Summary

In this chapter we've looked at the structure of fact tables in a dimensional database. We saw that a fact table consists of two distinct types of attributes: dimensional keys and facts. Dimensional keys are similar in structure and function to the foreign keys of the relational model in that they link rows in the fact table to rows in the dimensional tables.

The facts in a fact table represent the values to be measured for a specific combination of dimension values. The ideal fact has two characteristics: it is numeric and fully additive. Non-numeric facts are not necessarily incorrect, but when presented with one, you should double-check that it's not actually a dimension in disguise.

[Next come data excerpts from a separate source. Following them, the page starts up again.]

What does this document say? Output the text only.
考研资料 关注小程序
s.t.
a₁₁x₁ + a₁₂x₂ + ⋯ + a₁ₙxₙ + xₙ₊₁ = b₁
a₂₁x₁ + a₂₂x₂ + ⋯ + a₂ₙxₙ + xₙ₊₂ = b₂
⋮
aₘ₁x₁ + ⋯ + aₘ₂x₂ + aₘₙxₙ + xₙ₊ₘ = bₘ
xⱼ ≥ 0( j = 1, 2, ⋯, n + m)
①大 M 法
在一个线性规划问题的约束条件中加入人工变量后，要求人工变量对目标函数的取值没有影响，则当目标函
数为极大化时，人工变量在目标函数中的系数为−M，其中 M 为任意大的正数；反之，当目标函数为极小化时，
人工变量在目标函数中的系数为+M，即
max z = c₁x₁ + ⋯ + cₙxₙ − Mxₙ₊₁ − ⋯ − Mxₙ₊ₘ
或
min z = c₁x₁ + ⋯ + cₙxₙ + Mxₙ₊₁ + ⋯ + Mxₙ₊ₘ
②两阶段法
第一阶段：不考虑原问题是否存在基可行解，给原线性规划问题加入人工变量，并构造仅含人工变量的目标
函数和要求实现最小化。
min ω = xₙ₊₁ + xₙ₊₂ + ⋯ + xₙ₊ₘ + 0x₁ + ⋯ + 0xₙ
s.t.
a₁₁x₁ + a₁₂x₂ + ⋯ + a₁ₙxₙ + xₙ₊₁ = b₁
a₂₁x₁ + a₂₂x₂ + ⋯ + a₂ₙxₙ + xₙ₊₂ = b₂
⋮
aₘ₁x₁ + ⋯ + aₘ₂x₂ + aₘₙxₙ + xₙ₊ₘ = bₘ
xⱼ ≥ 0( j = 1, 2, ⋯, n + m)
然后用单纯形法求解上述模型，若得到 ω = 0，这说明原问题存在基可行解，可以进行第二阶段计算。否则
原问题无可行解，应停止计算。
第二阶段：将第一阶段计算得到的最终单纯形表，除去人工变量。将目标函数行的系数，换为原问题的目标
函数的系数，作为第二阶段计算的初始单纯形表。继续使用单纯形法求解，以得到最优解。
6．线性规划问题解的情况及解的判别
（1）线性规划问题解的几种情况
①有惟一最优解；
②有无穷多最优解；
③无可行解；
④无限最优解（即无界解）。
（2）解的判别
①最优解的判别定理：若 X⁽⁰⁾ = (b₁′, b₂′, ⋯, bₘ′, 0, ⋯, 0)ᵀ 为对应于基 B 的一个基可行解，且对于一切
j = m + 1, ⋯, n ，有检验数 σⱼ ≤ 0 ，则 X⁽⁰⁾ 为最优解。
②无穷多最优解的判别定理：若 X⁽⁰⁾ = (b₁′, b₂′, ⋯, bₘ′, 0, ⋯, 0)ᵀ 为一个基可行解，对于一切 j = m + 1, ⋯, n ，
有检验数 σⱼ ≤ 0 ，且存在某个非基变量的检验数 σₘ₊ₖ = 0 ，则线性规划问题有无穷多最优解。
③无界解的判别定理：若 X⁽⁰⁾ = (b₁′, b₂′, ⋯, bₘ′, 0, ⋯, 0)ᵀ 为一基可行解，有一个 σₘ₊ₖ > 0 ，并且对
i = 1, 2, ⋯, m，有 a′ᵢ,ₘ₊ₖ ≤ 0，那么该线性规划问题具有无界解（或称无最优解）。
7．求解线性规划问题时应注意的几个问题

Non-numeric facts are, by definition, non-additive. They can be counted or listed, but not summarized in any other manner. Fully additive facts can be counted and listed, and also summarized over any dimension. Semi-additive facts are numeric, but can only be added across some, not all, dimensions.

The grain of a fact table is the level of detail at which facts are captured. You should always use the finest possible grain because the more detail, the more ways the data can be analyzed. You should, however, expect that not all of the source data will be available at the same grain and that determining the formula for allocating these high-level facts to the lower levels can be a contentious process.

There are three primary types of fact tables. The most common is the transaction table, which models individual transactions such as a line item on a sales order. Transaction tables are often combined with snapshot tables, which measure values at specific points in time. The final type of fact table is the coverage table, which may not have any fact attributes at all. Coverage tables most often record that an event occurred.

Finally, we examined handling heterogeneous facts. In a process similar to sub-classing entities in the relational model, heterogeneous facts are handled using multiple fact table/dimension table pairs, a single pair at the generic level and a pair for each category. Unlike sub-classing, however, heterogeneous facts duplicate the core facts in each category-specific table. This avoids the necessity for large-table joins.